Summary table on the estimations to break classical cryptographic through quantum algorithms, and potential countermeasures (Source: Quantum Computing: Progress and Prospects)

It can be said that modern cryptography was born in the mid-70s, with algorithms such as DES, for symmetric encryption, and Diffie-Hellman, for key establishment. Since then, there have been a handful of changeovers from an algorithm widely established to another one. Some of these migrations have been: from DES and Triple-DES to AES; from MD5 and SHA-1 to the SHA-2 family; from the RSA key transport and the Diffie-Hellman finite field to the Diffie-Hellman key exchange elliptic curve; and from the RSA and DSA certificates to the ECDSA certificates.
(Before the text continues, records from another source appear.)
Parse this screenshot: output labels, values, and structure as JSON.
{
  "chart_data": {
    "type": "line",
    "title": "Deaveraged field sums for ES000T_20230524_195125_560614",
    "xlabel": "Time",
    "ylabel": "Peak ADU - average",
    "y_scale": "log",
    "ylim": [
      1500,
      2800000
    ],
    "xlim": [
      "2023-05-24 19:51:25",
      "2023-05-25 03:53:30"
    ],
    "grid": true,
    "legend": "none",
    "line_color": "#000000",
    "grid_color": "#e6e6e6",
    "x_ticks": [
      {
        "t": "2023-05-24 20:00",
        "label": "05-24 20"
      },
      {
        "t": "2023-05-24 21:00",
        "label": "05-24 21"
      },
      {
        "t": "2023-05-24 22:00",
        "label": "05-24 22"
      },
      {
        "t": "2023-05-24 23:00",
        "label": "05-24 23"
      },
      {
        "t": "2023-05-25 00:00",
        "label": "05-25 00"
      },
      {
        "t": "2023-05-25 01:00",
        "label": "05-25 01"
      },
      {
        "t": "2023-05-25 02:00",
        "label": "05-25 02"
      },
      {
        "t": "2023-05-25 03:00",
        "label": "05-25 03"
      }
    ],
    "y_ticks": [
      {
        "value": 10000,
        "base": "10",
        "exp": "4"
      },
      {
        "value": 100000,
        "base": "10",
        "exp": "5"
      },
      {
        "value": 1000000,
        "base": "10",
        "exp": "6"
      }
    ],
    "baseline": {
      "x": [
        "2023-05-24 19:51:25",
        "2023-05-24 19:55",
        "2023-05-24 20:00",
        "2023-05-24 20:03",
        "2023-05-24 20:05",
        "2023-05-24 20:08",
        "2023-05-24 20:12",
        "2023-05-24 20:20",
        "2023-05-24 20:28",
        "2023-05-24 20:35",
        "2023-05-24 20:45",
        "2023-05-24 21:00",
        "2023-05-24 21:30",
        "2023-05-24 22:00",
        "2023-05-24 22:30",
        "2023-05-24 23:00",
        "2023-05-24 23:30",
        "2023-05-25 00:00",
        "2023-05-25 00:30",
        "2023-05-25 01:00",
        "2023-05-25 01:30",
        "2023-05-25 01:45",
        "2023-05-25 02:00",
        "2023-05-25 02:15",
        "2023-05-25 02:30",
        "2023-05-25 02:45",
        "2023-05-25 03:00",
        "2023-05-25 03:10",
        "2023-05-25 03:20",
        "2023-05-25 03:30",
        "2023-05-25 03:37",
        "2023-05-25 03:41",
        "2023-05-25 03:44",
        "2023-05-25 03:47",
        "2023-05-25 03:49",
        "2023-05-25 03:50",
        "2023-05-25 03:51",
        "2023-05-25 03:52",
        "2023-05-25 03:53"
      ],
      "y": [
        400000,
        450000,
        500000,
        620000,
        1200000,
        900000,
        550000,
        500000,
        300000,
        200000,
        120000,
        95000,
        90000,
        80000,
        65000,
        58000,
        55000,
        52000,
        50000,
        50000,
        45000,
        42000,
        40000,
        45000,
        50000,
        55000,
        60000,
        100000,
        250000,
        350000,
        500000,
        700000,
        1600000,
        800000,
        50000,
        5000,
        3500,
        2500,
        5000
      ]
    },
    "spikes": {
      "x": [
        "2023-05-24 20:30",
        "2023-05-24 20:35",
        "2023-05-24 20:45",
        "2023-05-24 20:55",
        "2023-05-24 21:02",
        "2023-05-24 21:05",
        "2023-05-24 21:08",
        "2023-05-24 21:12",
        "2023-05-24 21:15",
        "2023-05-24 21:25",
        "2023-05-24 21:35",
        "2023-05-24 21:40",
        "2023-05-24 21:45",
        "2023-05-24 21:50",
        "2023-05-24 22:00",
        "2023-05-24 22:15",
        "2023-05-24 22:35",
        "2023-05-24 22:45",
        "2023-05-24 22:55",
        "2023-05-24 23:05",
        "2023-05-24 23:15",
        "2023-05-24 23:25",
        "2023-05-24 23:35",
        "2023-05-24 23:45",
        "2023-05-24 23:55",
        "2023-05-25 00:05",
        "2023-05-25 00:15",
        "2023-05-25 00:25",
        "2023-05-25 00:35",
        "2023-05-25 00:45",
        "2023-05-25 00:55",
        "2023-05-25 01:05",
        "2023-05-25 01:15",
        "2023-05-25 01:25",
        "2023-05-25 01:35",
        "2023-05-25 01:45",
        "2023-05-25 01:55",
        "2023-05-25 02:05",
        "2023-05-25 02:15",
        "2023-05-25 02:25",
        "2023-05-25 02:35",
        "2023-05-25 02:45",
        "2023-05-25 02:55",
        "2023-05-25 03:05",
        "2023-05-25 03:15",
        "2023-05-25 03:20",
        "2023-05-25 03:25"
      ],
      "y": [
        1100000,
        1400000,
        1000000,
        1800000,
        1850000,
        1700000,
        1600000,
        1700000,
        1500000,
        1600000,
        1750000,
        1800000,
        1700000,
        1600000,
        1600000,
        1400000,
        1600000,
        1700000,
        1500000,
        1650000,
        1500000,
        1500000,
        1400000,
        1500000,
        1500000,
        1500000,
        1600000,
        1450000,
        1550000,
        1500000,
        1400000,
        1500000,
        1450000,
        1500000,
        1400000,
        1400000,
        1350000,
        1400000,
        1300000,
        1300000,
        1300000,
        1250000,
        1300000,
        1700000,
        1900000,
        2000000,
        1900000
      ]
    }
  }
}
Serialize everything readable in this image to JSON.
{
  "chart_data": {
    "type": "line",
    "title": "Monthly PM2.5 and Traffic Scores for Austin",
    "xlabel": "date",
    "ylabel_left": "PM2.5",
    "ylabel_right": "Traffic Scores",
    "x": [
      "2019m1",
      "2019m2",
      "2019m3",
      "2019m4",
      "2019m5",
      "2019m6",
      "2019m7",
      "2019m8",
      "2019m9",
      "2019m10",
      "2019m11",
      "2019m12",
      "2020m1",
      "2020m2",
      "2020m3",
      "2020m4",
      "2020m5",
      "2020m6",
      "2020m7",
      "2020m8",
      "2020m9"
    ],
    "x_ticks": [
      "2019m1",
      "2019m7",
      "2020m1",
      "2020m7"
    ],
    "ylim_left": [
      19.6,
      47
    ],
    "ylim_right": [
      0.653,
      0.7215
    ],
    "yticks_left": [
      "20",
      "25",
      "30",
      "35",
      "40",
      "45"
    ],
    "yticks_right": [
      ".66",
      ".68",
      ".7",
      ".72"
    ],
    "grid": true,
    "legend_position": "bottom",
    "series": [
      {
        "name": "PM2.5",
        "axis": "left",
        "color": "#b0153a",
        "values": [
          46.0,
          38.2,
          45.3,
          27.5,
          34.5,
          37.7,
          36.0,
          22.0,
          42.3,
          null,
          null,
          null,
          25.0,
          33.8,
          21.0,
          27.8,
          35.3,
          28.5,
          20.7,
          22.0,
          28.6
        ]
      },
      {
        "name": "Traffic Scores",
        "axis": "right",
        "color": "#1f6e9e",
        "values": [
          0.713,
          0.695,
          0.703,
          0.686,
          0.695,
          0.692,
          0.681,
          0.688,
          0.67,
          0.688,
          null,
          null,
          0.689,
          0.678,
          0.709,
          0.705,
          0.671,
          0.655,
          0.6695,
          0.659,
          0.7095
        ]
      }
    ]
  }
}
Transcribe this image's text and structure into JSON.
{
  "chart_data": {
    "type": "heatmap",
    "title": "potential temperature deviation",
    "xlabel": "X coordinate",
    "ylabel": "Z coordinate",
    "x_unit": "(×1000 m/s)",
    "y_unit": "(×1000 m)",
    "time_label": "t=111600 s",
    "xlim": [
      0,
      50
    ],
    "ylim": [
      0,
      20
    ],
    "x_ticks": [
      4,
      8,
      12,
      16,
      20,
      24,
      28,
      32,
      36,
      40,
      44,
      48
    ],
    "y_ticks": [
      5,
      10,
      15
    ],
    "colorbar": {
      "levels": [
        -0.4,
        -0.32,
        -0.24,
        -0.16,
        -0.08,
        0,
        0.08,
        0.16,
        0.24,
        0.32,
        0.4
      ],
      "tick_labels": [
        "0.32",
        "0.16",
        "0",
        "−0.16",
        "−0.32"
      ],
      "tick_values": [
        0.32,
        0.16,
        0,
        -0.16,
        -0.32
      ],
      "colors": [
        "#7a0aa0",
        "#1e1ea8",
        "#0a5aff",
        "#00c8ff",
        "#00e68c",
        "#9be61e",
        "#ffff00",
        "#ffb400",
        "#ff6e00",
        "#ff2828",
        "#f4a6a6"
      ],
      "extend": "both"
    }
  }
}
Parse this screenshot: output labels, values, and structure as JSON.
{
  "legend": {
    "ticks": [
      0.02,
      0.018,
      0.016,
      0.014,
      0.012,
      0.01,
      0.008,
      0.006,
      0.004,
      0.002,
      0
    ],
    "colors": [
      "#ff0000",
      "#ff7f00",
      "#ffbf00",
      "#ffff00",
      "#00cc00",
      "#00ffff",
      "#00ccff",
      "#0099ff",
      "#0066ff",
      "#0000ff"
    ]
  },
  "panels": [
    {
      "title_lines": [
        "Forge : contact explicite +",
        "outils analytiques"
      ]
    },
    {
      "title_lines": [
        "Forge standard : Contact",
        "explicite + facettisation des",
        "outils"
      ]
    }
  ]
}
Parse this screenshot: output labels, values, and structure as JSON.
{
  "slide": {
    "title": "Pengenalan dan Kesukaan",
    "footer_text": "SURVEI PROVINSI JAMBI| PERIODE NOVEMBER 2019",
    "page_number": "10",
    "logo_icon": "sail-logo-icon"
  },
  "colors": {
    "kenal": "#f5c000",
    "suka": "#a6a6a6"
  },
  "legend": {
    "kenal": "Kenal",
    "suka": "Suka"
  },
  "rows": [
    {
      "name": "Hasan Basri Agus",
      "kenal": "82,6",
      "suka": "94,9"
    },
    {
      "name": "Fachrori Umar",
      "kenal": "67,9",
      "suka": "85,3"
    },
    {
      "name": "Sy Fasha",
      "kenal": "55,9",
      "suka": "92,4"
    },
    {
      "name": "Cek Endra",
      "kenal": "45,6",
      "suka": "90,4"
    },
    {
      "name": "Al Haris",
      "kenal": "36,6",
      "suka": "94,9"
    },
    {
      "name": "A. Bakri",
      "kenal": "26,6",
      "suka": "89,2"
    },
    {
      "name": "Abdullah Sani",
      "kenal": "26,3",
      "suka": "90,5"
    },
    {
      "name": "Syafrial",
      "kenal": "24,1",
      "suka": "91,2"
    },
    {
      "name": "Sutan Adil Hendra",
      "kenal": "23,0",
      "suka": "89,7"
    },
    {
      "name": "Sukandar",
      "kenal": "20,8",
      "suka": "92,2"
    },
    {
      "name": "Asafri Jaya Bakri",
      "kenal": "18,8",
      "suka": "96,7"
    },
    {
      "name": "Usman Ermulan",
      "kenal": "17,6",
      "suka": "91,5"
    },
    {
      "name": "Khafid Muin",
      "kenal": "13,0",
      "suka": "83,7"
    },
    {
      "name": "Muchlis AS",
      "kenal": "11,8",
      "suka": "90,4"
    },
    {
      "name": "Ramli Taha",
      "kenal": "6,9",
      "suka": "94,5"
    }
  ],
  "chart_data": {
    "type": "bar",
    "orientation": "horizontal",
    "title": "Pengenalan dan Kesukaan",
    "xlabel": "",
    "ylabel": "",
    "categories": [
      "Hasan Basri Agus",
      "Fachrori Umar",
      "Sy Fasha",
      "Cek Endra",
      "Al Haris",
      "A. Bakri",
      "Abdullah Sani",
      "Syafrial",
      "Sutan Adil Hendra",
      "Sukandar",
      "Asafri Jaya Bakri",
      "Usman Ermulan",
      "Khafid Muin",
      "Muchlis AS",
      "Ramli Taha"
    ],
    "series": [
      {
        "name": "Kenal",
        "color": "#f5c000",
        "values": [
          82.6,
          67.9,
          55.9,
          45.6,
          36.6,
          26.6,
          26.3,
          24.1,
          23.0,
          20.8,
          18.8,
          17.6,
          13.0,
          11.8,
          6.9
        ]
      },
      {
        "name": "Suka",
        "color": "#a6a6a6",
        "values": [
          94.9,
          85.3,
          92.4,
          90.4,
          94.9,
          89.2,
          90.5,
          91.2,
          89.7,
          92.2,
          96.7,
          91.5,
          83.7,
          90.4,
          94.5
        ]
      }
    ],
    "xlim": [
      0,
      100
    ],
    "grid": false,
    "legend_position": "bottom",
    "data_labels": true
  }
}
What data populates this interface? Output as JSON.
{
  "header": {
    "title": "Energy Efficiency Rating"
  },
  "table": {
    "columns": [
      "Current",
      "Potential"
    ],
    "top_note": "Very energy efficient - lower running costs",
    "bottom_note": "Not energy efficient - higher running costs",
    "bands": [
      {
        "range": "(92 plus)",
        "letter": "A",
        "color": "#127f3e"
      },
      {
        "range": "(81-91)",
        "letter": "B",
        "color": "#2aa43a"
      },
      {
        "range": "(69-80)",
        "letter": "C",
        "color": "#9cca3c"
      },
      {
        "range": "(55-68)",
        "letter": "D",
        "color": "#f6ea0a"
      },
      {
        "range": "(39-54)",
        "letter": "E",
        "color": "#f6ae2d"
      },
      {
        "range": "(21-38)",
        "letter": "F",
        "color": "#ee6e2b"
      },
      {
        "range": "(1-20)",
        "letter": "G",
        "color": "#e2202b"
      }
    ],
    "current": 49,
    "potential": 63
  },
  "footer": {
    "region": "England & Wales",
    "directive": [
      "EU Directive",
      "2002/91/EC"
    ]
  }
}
Some of these changeovers have been successful: AES can be found almost everywhere and modern communication protocols mainly use the ECDH key exchange. However, those changeovers involving public key infrastructure have been unequally successful: browser providers and Certification Authorities have gone through a lengthy transitional period from SHA-1 to SHA-2 on certificates –with repeated delays–, the changeover to elliptic curve certificates has been even more slow and, in spite of it, most of the certificates issued for the web continue using RSA.

In the medium term, it is likely we will be forced to experience a new changeover: towards the post-quantum public key cryptography.

First of all, it is important to spell out that when we talk about ‘the end of RSA, DSA and ECDSA’ and ‘the end of cryptography’, we are talking about two different things. There is cryptographic life beyond RSA, DSA and ECDSA. Since the mid-80s, there have been cryptographic algorithms based on the difficulty in solving mathematical problems different from the integer factorization and the discrete logarithm. The three best-studied alternatives are:

• Hash-based cryptography: as its name suggests, it uses secure hash functions resisting quantum algorithms. The disadvantage is that it generates relatively long signatures, so limiting its use scenarios. Leighton-Micali Signature Scheme (LMSS) is one of the strongest candidates to replace RSA and ECDSA. 

• Code-based cryptography: the coding theory is a mathematical specialty on information coding rules. Some coding systems are quite difficult to decode, in a manner that they often require exponential time, even for quantum computers. The best-studied cryptosystem so far has been McEliece, another bright candidate for key exchanging.

• Lattice-based cryptography: it might be considered the most active research field on post-quantum cryptography. A lattice is a discrete set of points in space that has the property that the sum of two points on the lattice is also on the lattice. A difficult problem is to find the Shortest Vector Problem of a given lattice. All classical algorithms require a time that growths exponentially according to the lattice size to be solved, and it is thought that the same will apply to quantum algorithms. Currently, there are several Shortest Vector Problem-based cryptosystems.

Consequently, the great difficulty is not the lack of alternatives. The painful problem will be the time of transition to one of the alternatives previously described:

• Firstly, postquantum algorithms must be selected and standardized by institutions such as the NIST.

• Then, the standard must be incorporated into the cryptographic libraries currently in use by the most popular programming languages, cryptographic chips and hardware modules.

• Afterwards, they must be integrated within the cryptographic standards and protocols, such as PKCS#1, TLS, IPSec, etc.

• After that, all the sellers must include these standards and protocols in their products: from hardware manufacturers to software developers.

• Once all software and hardware products have been updated, it will be necessary to perform again the following actions: issue all the certificates, encrypt all the stored information, sign and distribute the code, get rid of all the old copies, etc.

How long this process will be? Considering previous migrations, such as the SHA-1 and SHA-2 ones, and taking into account the additional complexity, no less than 20 years. When the first quantum computers capable of attacking RSA, DSA and ECDSA are expected to be available? Not before 15 years.